There was no question that some of the application algos were running suboptimally. Even on Continox, the weather control system only operated at 85 percent efficiency, down 1.2 percentage points over the previous decade. The number of birth anomalies among genetically-enhanced infants in the autocreches had increased for the first time in a century, and a glitch in one planetary bank’s interest rate analysis AI had inexplicably created a 999-year mortgage that was snapped up by hundreds of apartment buyers in the 10 minutes before anyone at the bank noticed.
But these were extraps, not core algorithms, and besides, there was serious debate within the council concerning whether the increasingly suboptimal performance being observed was caused by computationally endogenous or exogenous factors, which was to say that it could be the result of instability within the complex equations themselves, or the consequences of something more prosaic, such as degraded sensors, insufficient quality control or unreliable data input.

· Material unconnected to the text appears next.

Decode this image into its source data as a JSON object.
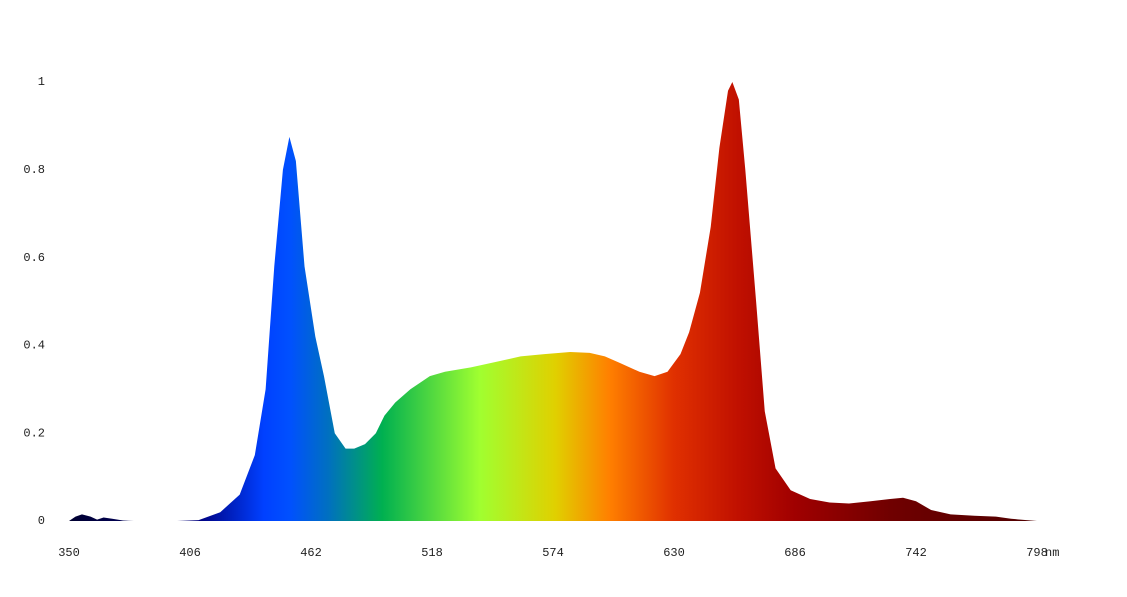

Jaggis’s own team was divided almost equally into the two camps. But Servo’s question had given the endogenous party new vigor by casting doubt upon the hitherto-unquestioned core algorithms, doubt that was further enhanced by a detailed news survey that revealed similar anomalies being reported on virtually every planet across the galaxy. The anomalies were unanimously small and well-within the range of a random statistical variability, and would have almost certainly escaped notice from a planetary perspective, but when analyzed from the 100,000 light-year view, a very clear pattern began to emerge.
A building collapse on Finitus. Elevated traffic accident rates on Minsky. Uncharacteristic currency inflation on Schwarzwelt and credit disinflation on Demihoppe. Average speeds rising rapidly on the ice tracks of the PLIR championship on Avatar, average life expectancies decreasing inexplicably on…
“Sweet St. Kurzweil!” one of the team members swore as the room holo displayed a green light map of the 483 billion suspected core algorithmic anomalies that were calculated to be currently active across the galaxy.
“It’s an impressive lightshow, but it means nothing,” scoffed an exogenously-minded AI from inside its drone casing that hovered near Jaggis’s shoulder. “Overlay a random walk and you’ll see virtually the same thing.”
No, you won’t, thought Jaggis, but he nodded curtly in response to the holo-tech’s inquisitive look.
A moment later, everyone in the room but him gasped as the overlay appeared in red light. There were an order of magnitude fewer randomized pseudo-anomalies. The implications were unmistakable.
“It’s just an artifact,” protested the AI drone. “Dial up the average of ten more, no, a thousand more random walks!”
The tech nodded, and a moment later, a third light map appeared, this time in blue. But the web of light was even smaller this time. The number 223,957,406 hung in the air like an executioner’s axe suspended over a doomed prisoner’s exposed neck.
“What does that mean?” whispered one of the younger human members of the team.
“It means that aberrant medical drone isn’t broken after all,” Jaggis said reluctantly. The admission physically pained him, but there was no escaping the conclusion that was literally glowing right before his eyes. “It’s not just Excetor. All galactic humanity is in terrible peril.”